A barter economy, one consisting only of direct exchanges, is very limited. In this type of economy, if I am interested in something that you own, I must find something that I own, that you are interested in, so we can make a trade. What if you do want to get rid of something that I want but I don’t have anything that you want? In this case, a trade cannot occur.


Money came to be because of this limitation. Individuals started to realize that they could get something in a trade that they didn’t really have any use for directly, but that they could use in another trade, to get the good that they could use. This is essentially what money is: a good that is used primarily for indirect exchanges.

Many different goods have been used as money in the past, and the good chosen is done so spontaneously, meaning that historically, there is no one person or government that decides which good everyone will use.

For a good to be considered a good candidate for money, it must contain some characteristics, some of which, I list below:

  • It must be durable. You want to be able to store the money without it losing its value due to deterioration.
  • It must be divisible into smaller units so that you can make small purchases.
  • It must be something of value. This is obvious because a worthless good would never be chosen by the people as a medium of exchange.

Gold and silver, because of their characteristics, have been the goods chosen by the people, for thousands of years.
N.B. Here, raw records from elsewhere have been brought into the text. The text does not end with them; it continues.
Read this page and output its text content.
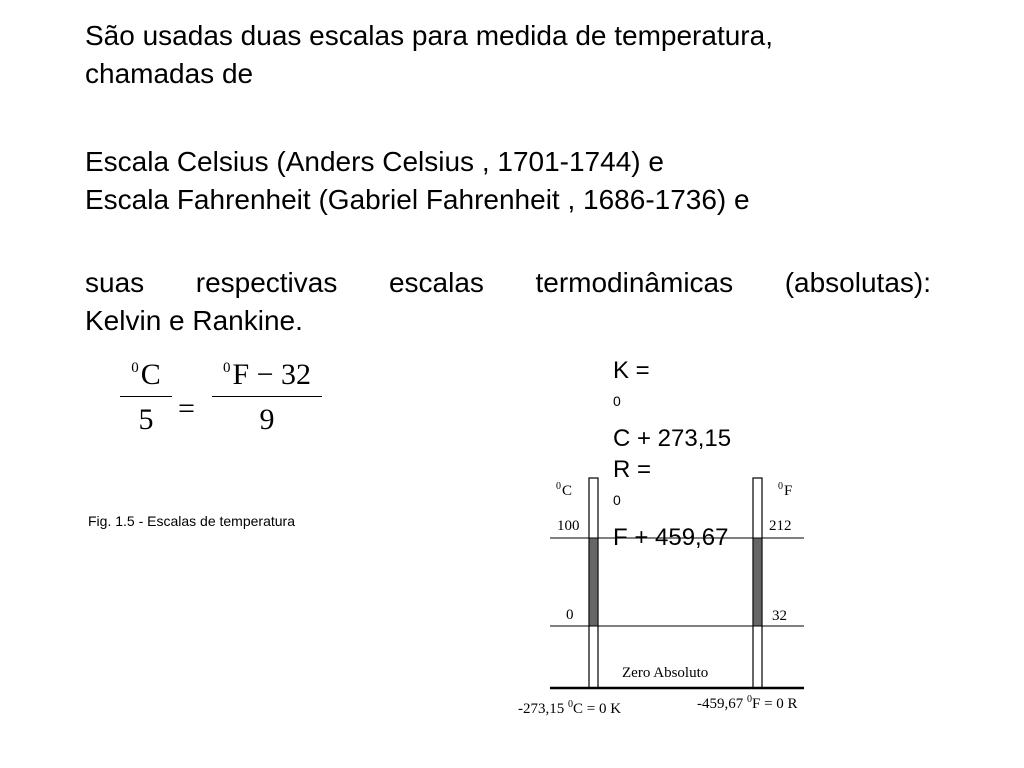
São usadas duas escalas para medida de temperatura,
chamadas de
Escala Celsius (Anders Celsius , 1701-1744) e
Escala Fahrenheit (Gabriel Fahrenheit , 1686-1736) e
suas respectivas escalas termodinâmicas (absolutas):
Kelvin e Rankine.
$^0$C
5 =
$^0$F − 32
9
K =
$^0$
C + 273,15
R =
$^0$
F + 459,67
Fig. 1.5 - Escalas de temperatura
0 C	0 F
100	212
0	32
Zero Absoluto
-273,15 $^0$C = 0 K	-459,67 $^0$F = 0 R
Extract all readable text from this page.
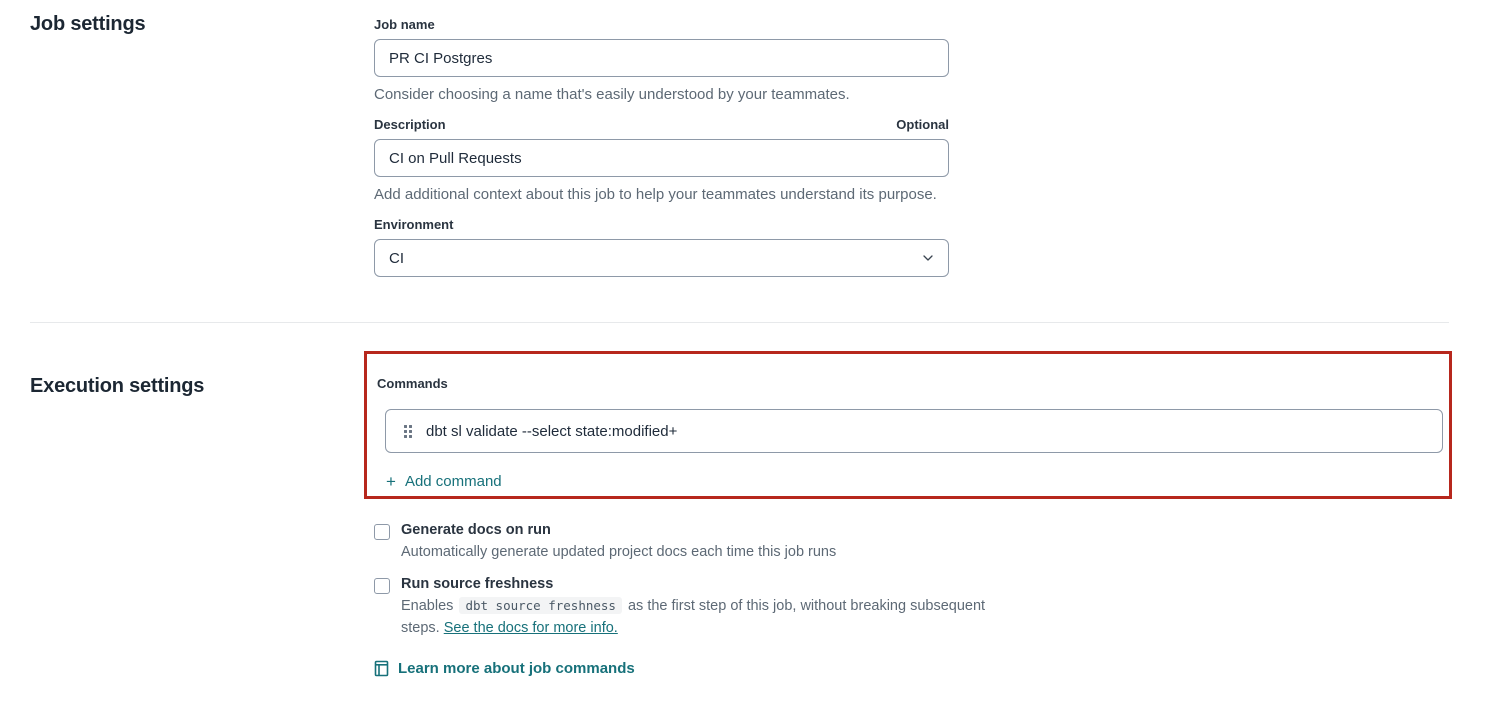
Job settings	Job name
PR CI Postgres
Consider choosing a name that's easily understood by your teammates.
Description	Optional
CI on Pull Requests
Add additional context about this job to help your teammates understand its purpose.
Environment
CI
Execution settings	Commands
dbt sl validate --select state:modified+
+ Add command
Generate docs on run
Automatically generate updated project docs each time this job runs
Run source freshness
Enables dbt source freshness as the first step of this job, without breaking subsequent
steps. See the docs for more info.
Learn more about job commands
Having one common money (e.g., the dollar) also helps businesses calculate profits and losses because they only have to worry about one good that they are losing or gaining. Imagine how difficult it would be to calculate how much profit you have made if instead of trading your products or services for money, you were trading for different things every time, like hats, notebooks, TVs, etc. You wouldn’t have a single number that would indicate exactly how much profit you have actually made in terms of purchasing power.

Making Money vs Leisure

Although not always the case, let’s assume that the more you work, the more money you make. Why would you ever stop working? Other than for sleeping and eating, why wouldn’t most people choose to work 100% of the time? Again, this goes back to the law of Marginal Utility. The more you work, the more the marginal utility of the leisure that you are giving up–which is also a good–goes up. The more money you make, the more the marginal utility of money goes down for you. A person will stop making money when the marginal utility of the next unit of money that could be earned is no longer higher than the marginal utility of the next unit of leisure that a person wishes to enjoy.